In precedenza, la normativa prevedeva:
- due anni per la liquidazione dell'imposta (avviso di liquidazione);
- tre anni per l'accertamento in rettifica (accertamento);
- cinque anni per l'accertamento d'ufficio.
Pertanto, al 31/12/2006 (cui riferirsi nel caso di specie) erano ancora pendenti i termini per l'accertamento dell'annualità 2002 ma non quelli per la liquidazione dell'imposta effettuata a mezzo avviso di liquidazione.
Per maggior chiarezza, la vecchia normativa prevedeva quanto segue.
Avvisi di liquidazione
Il comune poteva controllare le dichiarazioni e le denunce presentate,  i versamenti effettuati sulla base dei dati  direttamente desumibili dalle dichiarazioni e dalle denunce stesse (e sulla base delle informazioni prelevabili dal sistema informativo).
A seguito di tali controlli, il comune correggeva gli errori materiali e di calcolo, liquidando l'imposta e notificando l'avviso di liquidazione (entro il termine di decadenza del 31 dicembre del secondo anno successivo).
Pertanto, nel tuo caso, al 31/12/2006 i termini per la mera liquidazione del tributo erano abbondantemente scaduti. 
Avvisi di accertamento
Il comune provvedeva alla rettifica delle dichiarazioni e delle denunce nel caso di infedeltà, incompletezza o inesattezza ovvero all'accertamento d'ufficio nel caso di omessa presentazione, emettendo avviso di accertamento motivato da notificare, a pena di decadenza, entro il 31 dicembre del terzo anno successivo a quello in cui era stata presentata la dichiarazione ovvero, per gli anni in cui queste non dovevano essere presentate, a quello nel corso del quale è stato o doveva essere eseguito il versamento dell'imposta (accertamento). 
Nel caso di omessa presentazione, l'avviso di accertamento doveva essere notificato entro il 31 dicembre del quinto anno successivo a quello in cui la dichiarazione o la denuncia avrebbero dovuto essere presentate ovvero a quello nel corso del quale è stato o doveva essere eseguito il versamento dell'imposta" (accertamento d'ufficio). 
Spero di essere stato sufficientemente esaustivo.

----------


## fabioalessandro

una precisazione dal 2007 sia la fase di liquidazione che accertamento la prescrizione è stata portata a 5 anni

----------


## danilo sciuto

....e quindi sono NULLI gli avvisi denominati "di liquidazione", anzichè "di accertamento". 
ciao   

> una precisazione dal 2007 sia la fase di liquidazione che accertamento la prescrizione è stata portata a 5 anni

----------


## newcomm

Se non erro nel caso in cui il comune abbia adottato la comunicazione ici, il termine per emettere avvisi di accertamento non può superare 5 anni.

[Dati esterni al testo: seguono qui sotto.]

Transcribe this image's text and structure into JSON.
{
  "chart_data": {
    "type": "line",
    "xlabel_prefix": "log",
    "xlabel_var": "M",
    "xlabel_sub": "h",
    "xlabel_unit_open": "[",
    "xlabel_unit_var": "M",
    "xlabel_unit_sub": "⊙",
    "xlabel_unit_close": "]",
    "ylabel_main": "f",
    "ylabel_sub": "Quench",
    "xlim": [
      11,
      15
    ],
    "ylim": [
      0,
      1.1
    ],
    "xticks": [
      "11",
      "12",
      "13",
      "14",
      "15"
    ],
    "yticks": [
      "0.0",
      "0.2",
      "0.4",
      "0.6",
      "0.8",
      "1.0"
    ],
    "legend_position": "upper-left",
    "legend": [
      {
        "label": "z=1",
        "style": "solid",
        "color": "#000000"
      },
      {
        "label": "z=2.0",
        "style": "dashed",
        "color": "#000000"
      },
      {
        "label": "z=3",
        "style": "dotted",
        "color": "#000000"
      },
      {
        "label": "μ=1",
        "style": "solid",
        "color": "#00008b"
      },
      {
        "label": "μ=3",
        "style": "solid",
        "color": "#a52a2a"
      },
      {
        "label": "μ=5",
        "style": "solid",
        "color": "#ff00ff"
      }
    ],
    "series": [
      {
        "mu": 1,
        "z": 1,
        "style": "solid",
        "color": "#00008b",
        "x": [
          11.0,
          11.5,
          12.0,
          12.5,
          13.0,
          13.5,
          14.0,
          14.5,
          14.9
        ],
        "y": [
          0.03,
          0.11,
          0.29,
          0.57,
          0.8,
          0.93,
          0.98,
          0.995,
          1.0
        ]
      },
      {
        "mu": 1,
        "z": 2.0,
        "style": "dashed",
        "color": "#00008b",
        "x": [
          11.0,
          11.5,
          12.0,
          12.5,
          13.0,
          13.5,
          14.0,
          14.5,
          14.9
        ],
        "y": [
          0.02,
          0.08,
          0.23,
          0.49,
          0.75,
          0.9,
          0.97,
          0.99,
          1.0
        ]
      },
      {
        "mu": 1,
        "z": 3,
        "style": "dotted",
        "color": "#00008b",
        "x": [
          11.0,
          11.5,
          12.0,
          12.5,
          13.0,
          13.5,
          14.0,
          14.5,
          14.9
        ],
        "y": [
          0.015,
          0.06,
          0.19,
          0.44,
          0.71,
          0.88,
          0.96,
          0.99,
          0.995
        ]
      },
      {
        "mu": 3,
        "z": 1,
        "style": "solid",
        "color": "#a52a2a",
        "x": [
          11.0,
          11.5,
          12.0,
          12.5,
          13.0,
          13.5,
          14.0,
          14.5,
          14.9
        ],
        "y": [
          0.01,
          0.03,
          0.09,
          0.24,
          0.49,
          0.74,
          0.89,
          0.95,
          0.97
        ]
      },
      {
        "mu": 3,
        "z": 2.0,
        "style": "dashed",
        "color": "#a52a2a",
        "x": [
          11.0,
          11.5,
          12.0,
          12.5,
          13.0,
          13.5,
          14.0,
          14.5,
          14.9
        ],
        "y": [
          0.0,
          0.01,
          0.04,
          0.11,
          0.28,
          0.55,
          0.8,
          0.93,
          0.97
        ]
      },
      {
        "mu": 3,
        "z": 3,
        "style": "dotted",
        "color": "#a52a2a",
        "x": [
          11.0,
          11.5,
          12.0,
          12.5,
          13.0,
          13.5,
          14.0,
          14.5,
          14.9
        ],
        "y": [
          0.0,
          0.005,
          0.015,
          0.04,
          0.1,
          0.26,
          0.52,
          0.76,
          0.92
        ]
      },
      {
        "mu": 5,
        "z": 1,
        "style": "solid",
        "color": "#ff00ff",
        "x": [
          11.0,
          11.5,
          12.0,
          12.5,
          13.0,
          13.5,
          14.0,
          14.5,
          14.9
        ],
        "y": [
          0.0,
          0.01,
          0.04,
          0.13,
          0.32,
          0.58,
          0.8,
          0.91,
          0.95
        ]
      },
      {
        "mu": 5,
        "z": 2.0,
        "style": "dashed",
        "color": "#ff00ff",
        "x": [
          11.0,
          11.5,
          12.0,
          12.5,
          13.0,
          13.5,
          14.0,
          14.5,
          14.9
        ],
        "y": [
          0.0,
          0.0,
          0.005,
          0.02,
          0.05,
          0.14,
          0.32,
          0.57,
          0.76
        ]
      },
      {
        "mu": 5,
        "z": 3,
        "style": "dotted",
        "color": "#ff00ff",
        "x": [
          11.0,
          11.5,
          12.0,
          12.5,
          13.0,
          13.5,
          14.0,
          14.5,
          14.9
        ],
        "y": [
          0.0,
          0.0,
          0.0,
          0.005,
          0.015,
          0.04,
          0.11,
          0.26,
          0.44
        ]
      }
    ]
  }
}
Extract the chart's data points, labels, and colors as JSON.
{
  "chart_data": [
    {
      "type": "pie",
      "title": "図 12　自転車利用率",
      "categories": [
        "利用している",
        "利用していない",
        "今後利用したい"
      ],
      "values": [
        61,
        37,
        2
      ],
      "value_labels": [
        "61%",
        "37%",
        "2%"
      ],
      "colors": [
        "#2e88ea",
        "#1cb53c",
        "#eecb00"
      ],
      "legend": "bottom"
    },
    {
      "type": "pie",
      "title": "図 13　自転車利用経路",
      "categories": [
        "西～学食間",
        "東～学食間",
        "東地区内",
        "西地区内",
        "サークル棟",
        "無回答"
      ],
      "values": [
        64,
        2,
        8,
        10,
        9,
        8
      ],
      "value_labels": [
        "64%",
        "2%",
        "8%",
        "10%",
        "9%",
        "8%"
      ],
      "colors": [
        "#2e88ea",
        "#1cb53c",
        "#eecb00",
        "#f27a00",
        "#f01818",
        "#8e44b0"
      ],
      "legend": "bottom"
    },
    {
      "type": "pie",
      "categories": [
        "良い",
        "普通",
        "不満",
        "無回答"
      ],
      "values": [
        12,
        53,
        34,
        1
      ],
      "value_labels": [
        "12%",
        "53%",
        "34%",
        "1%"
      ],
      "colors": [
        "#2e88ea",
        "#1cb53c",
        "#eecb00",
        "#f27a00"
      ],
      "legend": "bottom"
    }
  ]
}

Consiglio di leggere il regolamento comunale.

----------


## shak

L'articolo 1-quater della legge di conversione n. 26/2005 prorogava i termini per la liquidazione ICI che scadevano al 31 dicembre 2004 al 31 dicembre 2005. Quindi, in assenza di ulteriori proroghe, il comune doveva notificare entro il 31 dicembre 2005.  :Wink:

----------


## danilo sciuto

> L'articolo 1-quater della legge di conversione n. 26/2005 prorogava i termini per la liquidazione ICI che scadevano al 31 dicembre 2004 al 31 dicembre 2005. Quindi, in assenza di ulteriori proroghe, il comune doveva notificare entro il 31 dicembre 2005.

  Io leggerei pure questo

----------


## Elysa

Un saluto a tutti coloro che sono intervenuti nel dibattito, ho letto con attenzione tutti i vostri interventi, ma da non esperta della materia ho le idee  ancora più confuse, per cui ho una semplicissima domanda conclusiva: stante il caso sottoposto, avrei dovuto pagare o fare ricorso?
Grazie

----------


## gabri

Ho ricevuto il 19 dicembre 2008 un avviso di accertamento per omesso pagamento del 2003.Mi chiedevo se non fosse gia'prescritto al 31 dicembre 2006 visto che il tempo di prescrizione ricordo fosse di 2 anni:giusto??
La nuova finanziaria entrata in vigore il 1 gennaio 2007 unifica i termini in 5 anni,ma credo non si possa applicare per il mio caso oppure mi sbaglio?
un grazie a chi mi rispondera',non sono ancora riuscito a trovare qualcuno che mi risponda in modo esatto.

----------


## mariacarolina.s

in data 22/01/09 ho ricevuto un avviso di accertamento per omessa denuncia di alcuni immobili per l'anno 2003.  
Nello stesso avviso mi si contestava un accertamento di valore per un altro immobile per cui si richiedeva il pagamento della differenza più gli interessi di mora. 
Domanda:essendo la data del provvedimento 16/01/09, può considerarsi prescritto? 
La mia commercialista dice di sì ma al comune hanno detto che trattandosi di omessa denuncia possono andare indietro di sei anni. Vi risulta?
Grazie mille a chi vorrà rispondermi.

----------


## danilo sciuto

Non mi risulta. 
ciao   

> in data 22/01/09 ho ricevuto un avviso di accertamento per omessa denuncia di alcuni immobili per l'anno 2003.  
> Nello stesso avviso mi si contestava un accertamento di valore per un altro immobile per cui si richiedeva il pagamento della differenza più gli interessi di mora. 
> Domanda:essendo la data del provvedimento 16/01/09, può considerarsi prescritto? 
> La mia commercialista dice di sì ma al comune hanno detto che trattandosi di omessa denuncia possono andare indietro di sei anni. Vi risulta?
> Grazie mille a chi vorrà rispondermi.

----------


## fabioalessandro

quando hai acquistato l'immobile?

----------


## mariognapolitano@inwind.it

Giusta la domanda di Fabio. Perch&#232; entro il 31 12 del quinto anno successivo a quello in cui occorre presentare la denuncia non significa entro il 31 12 del quinto anno successivo a quello dell'inizio del possesso. La dichiarazione ICI va presentata l'anno successivo a quello di inizio del possesso

----------